I. Demand background and design
One of the recently developed requirements requires real-time statistics of the average score of the evaluation based on the content of the evaluation, allowing a second-level delay.
This is a very traditional statistical model, where streams are stored through evaluated services and statistics are stored in the form of MQ asynchronous insert or update. Because of the need to count the average score, the library table is designed to store the total score of the evaluation and the number of evaluators. The simplified synchronization process is shown in figure 1.
Advantages of the scheme:
- It prevents repeated query of the historical data of the day and reduces unnecessary calculation.
- There are direct data updates, MySQL unique constraints to handle concurrent situations, no need to lock the query and update.
Disadvantages of this scheme: 1. The midempotency of MQ needs to be guaranteed to the maximum extent, and a record of a class ID can only be consumed once. If messages are repeatedly consumed, subsequent data statistics are affected and the flow data needs to be manually computed again.
Second, ensure the idempotency of MQ
There are concurrent requests in the front end of this demand. It is possible that multiple unique identification streams may be sent at the same time. Only one of them needs to be counted.
2.1 Common midempotent SCHEMES for MQ
Traditional schemes to ensure idempotency of MQ consumption are based on consistency identification to prevent repeated sending – or repeated consumption.
- For message producers:
In concurrent cases, it is only necessary to ensure that the first data update process upstream cannot be queried and updated by other threads, because subsequent incoming requests will query the database first, as shown in the figure.
- For message consumers:
1. Perform status query before performing service operations:
When the consumer starts to perform business operations, it first queries the business status by idempotent ID, for example, modifying the order status. When the order status is successful/failed, no further processing is required. Before the consumption logic is executed, the order status is queried by the order number. Once the order status is obtained, the message is submitted to inform the broker that the message status is consumeStatus.consume_SUCCESS.
2. Uniqueness constraint: set the database unique constraint, ensure the uniqueness of data under the worst conditions.
The first operation does not guarantee must not duplicate data, such as: concurrent insert scenarios, if not optimistic locking, distributed lock as guarantee under the premise of data is very likely to be repeated injection operation, so we must add the uniqueness of idempotent id index, so it can guarantee in concurrent scenarios also can guarantee the uniqueness of the data.
3. Introduce locking
In the first point above, in the case of concurrent update, if the update is carried out without pessimistic lock, optimistic lock, distributed lock and other mechanisms, it is likely that multiple updates will lead to inaccurate status. For example, to update the order status, the service requires that the order can only be updated from the initial -> Processing, processing -> Success, processing -> failure, not across the status update. If there is no locking mechanism, it is likely that initialized orders will be updated as successful, successful orders will be updated as failed, and so on. In the case of high concurrency, it is recommended to define service state changes through state machines. Optimistic locking and distributed locking mechanisms are used to ensure that the results of multiple updates are determined. Pessimistic locking is not recommended in the case of concurrency, which is not conducive to the improvement of service throughput.

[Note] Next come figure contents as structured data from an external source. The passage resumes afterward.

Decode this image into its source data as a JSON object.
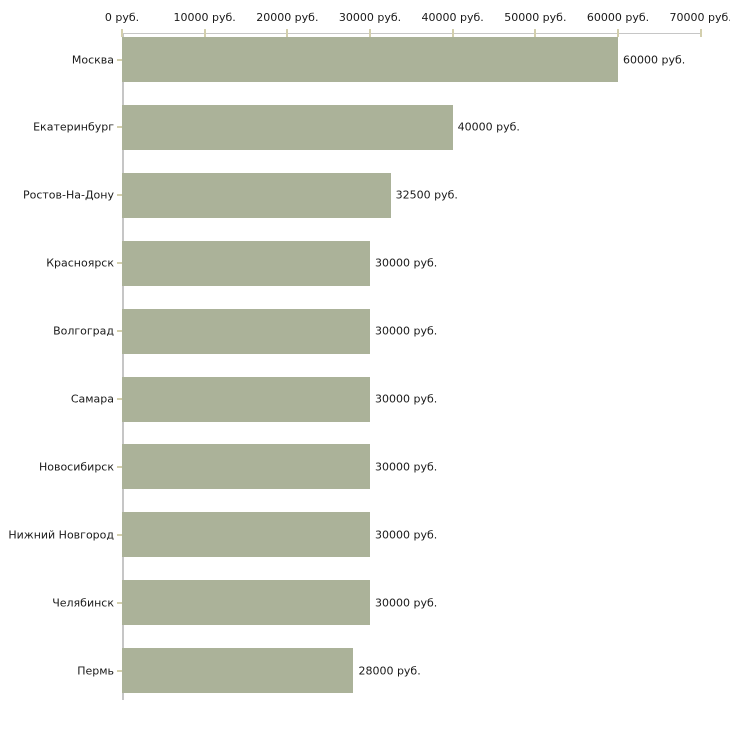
{
  "chart_data": {
    "type": "bar",
    "orientation": "horizontal",
    "title": "",
    "categories": [
      "Москва",
      "Екатеринбург",
      "Ростов-На-Дону",
      "Красноярск",
      "Волгоград",
      "Самара",
      "Новосибирск",
      "Нижний Новгород",
      "Челябинск",
      "Пермь"
    ],
    "values": [
      60000,
      40000,
      32500,
      30000,
      30000,
      30000,
      30000,
      30000,
      30000,
      28000
    ],
    "bar_value_labels": [
      "60000 руб.",
      "40000 руб.",
      "32500 руб.",
      "30000 руб.",
      "30000 руб.",
      "30000 руб.",
      "30000 руб.",
      "30000 руб.",
      "30000 руб.",
      "28000 руб."
    ],
    "x_axis": {
      "position": "top",
      "range": [
        0,
        70000
      ],
      "ticks": [
        0,
        10000,
        20000,
        30000,
        40000,
        50000,
        60000,
        70000
      ],
      "tick_labels": [
        "0 руб.",
        "10000 руб.",
        "20000 руб.",
        "30000 руб.",
        "40000 руб.",
        "50000 руб.",
        "60000 руб.",
        "70000 руб."
      ]
    },
    "unit": "руб.",
    "grid": false,
    "legend": false,
    "colors": {
      "bar": "#abb299",
      "axis_line": "#c6c6c6",
      "tick_mark": "#d3cfad",
      "text": "#1a1a1a",
      "background": "#ffffff"
    }
  }
}
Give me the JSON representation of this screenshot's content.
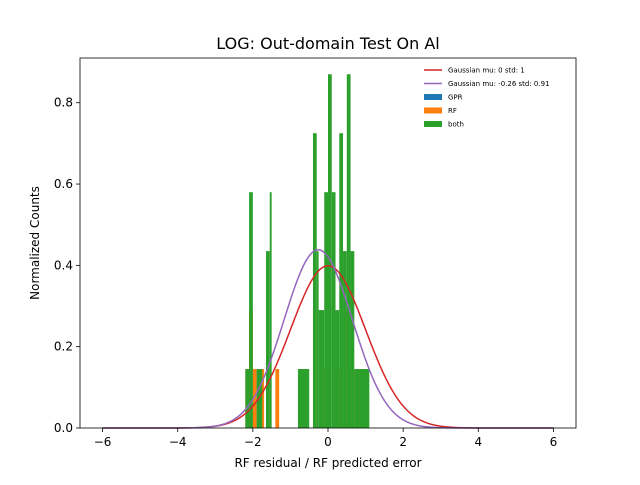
{
  "chart_data": {
    "type": "histogram",
    "title": "LOG: Out-domain Test On Al",
    "xlabel": "RF residual / RF predicted error",
    "ylabel": "Normalized Counts",
    "xlim": [
      -6.6,
      6.6
    ],
    "ylim": [
      0,
      0.91
    ],
    "xticks": [
      -6,
      -4,
      -2,
      0,
      2,
      4,
      6
    ],
    "xtick_labels": [
      "−6",
      "−4",
      "−2",
      "0",
      "2",
      "4",
      "6"
    ],
    "yticks": [
      0.0,
      0.2,
      0.4,
      0.6,
      0.8
    ],
    "ytick_labels": [
      "0.0",
      "0.2",
      "0.4",
      "0.6",
      "0.8"
    ],
    "grid": false,
    "legend_position": "top-right",
    "colors": {
      "gaussian_standard": "#d62728",
      "gaussian_fit": "#9467bd",
      "GPR": "#1f77b4",
      "RF": "#ff7f0e",
      "both": "#2ca02c"
    },
    "series": [
      {
        "name": "Gaussian mu: 0 std: 1",
        "kind": "line",
        "mu": 0,
        "std": 1,
        "color": "#d62728"
      },
      {
        "name": "Gaussian mu: -0.26 std: 0.91",
        "kind": "line",
        "mu": -0.26,
        "std": 0.91,
        "color": "#9467bd"
      },
      {
        "name": "GPR",
        "kind": "bars",
        "color": "#1f77b4",
        "bars": []
      },
      {
        "name": "RF",
        "kind": "bars",
        "color": "#ff7f0e",
        "bars": [
          [
            -2.2,
            -2.1,
            0.145
          ],
          [
            -2.1,
            -2.0,
            0.29
          ],
          [
            -2.0,
            -1.9,
            0.145
          ],
          [
            -1.8,
            -1.7,
            0.145
          ],
          [
            -1.65,
            -1.55,
            0.145
          ],
          [
            -1.4,
            -1.3,
            0.145
          ],
          [
            -0.75,
            -0.55,
            0.145
          ],
          [
            -0.4,
            -0.3,
            0.29
          ],
          [
            -0.2,
            0.0,
            0.145
          ],
          [
            0.2,
            0.35,
            0.145
          ],
          [
            0.45,
            0.55,
            0.29
          ],
          [
            0.6,
            0.7,
            0.145
          ],
          [
            0.75,
            0.85,
            0.145
          ],
          [
            0.9,
            1.05,
            0.145
          ]
        ]
      },
      {
        "name": "both",
        "kind": "bars",
        "color": "#2ca02c",
        "bars": [
          [
            -2.2,
            -2.1,
            0.145
          ],
          [
            -2.1,
            -2.0,
            0.58
          ],
          [
            -1.9,
            -1.75,
            0.145
          ],
          [
            -1.65,
            -1.55,
            0.435
          ],
          [
            -1.55,
            -1.5,
            0.58
          ],
          [
            -0.8,
            -0.5,
            0.145
          ],
          [
            -0.4,
            -0.3,
            0.725
          ],
          [
            -0.3,
            -0.25,
            0.435
          ],
          [
            -0.25,
            -0.1,
            0.29
          ],
          [
            -0.1,
            0.0,
            0.58
          ],
          [
            0.0,
            0.1,
            0.87
          ],
          [
            0.1,
            0.2,
            0.58
          ],
          [
            0.2,
            0.3,
            0.29
          ],
          [
            0.3,
            0.4,
            0.725
          ],
          [
            0.4,
            0.5,
            0.435
          ],
          [
            0.5,
            0.6,
            0.87
          ],
          [
            0.6,
            0.7,
            0.435
          ],
          [
            0.7,
            0.85,
            0.145
          ],
          [
            0.85,
            1.1,
            0.145
          ]
        ]
      }
    ]
  }
}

4. Message record table: this scheme is similar to the idempotent operation done by the business layer, specifying unique constraints, storing message flow, and indirectly realizing idempotent consumption.
First prepare a message form, at the same time in the consumption of successful insert a has been successfully processed the message id of the record to the table, pay attention to must with business operations in the same things, when new messages arrive, according to the new message id query whether the id already exists in the table, if there is suggests that message has been consumption, Then, you can discard the message and no further business operations can be performed.

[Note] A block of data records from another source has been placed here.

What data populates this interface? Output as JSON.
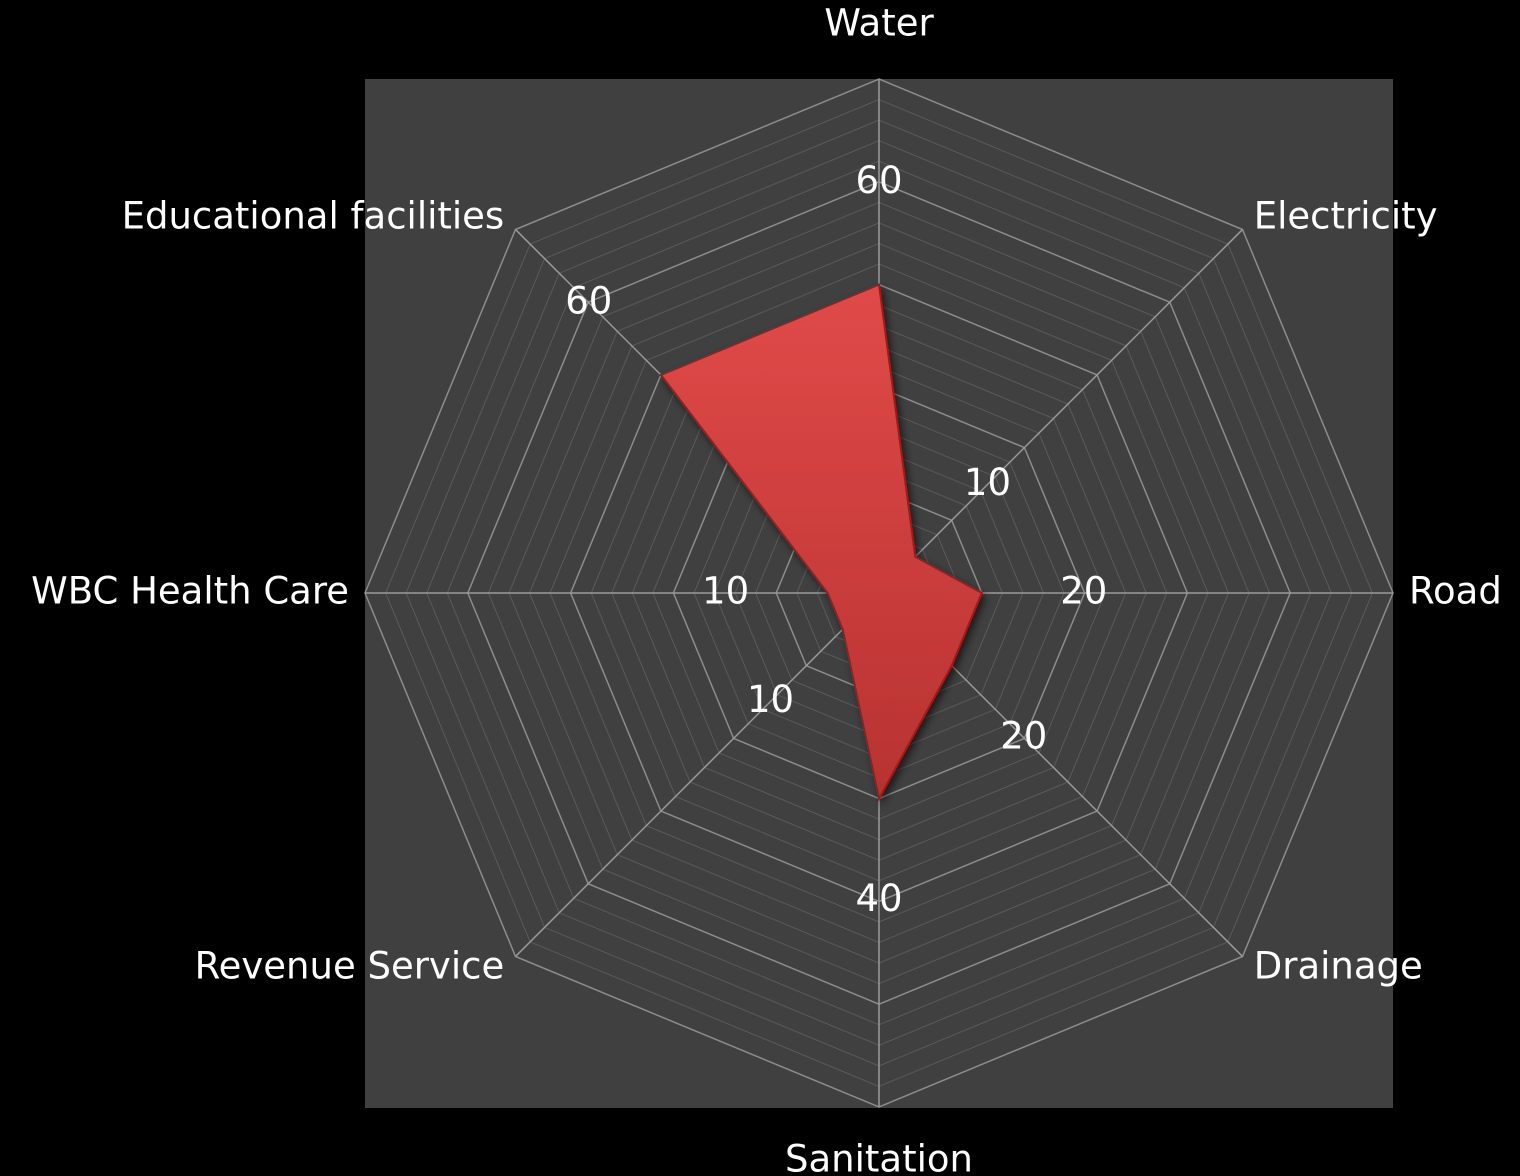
{
  "chart_data": {
    "type": "radar",
    "categories": [
      "Water",
      "Electricity",
      "Road",
      "Drainage",
      "Sanitation",
      "Revenue Service",
      "WBC Health Care",
      "Educational facilities"
    ],
    "values": [
      60,
      10,
      20,
      20,
      40,
      10,
      10,
      60
    ],
    "color": "#d84040",
    "ylim": [
      0,
      100
    ],
    "yticks": [
      0,
      20,
      40,
      60,
      80,
      100
    ],
    "minor_yticks": [
      4,
      8,
      12,
      16,
      24,
      28,
      32,
      36,
      44,
      48,
      52,
      56,
      64,
      68,
      72,
      76,
      84,
      88,
      92,
      96
    ],
    "grid": true
  }
}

2.2 Select solutions based on services
First, define unique identifiers. According to business requirements, the class ID and the date of the day are taken as unique identifiers. (There are other business fields that need to be unique identifiers, which are simplified in this article)
Refer to the above solution to eliminate the unusable solution
2.2.1 Scheme selection
After discussion, the lock of the evaluation service and the statistic service are coupled. To decouple and improve the code readability of the evaluation service. Decide to use a message log for message de-duplication.
The storage scheme of message record table can be selected according to the service level from statistical dimension to day level. Automatic expiration support is preferred.
2.2.2 Additional protection ensures data correctness
-
Front end: do a good job of anti-shake mechanism to prevent misoperation
-
Back-end: Notifies event alarms, generates alarms when SQL update failures or network problems occur, and keeps records. Data will be restored in a unified manner.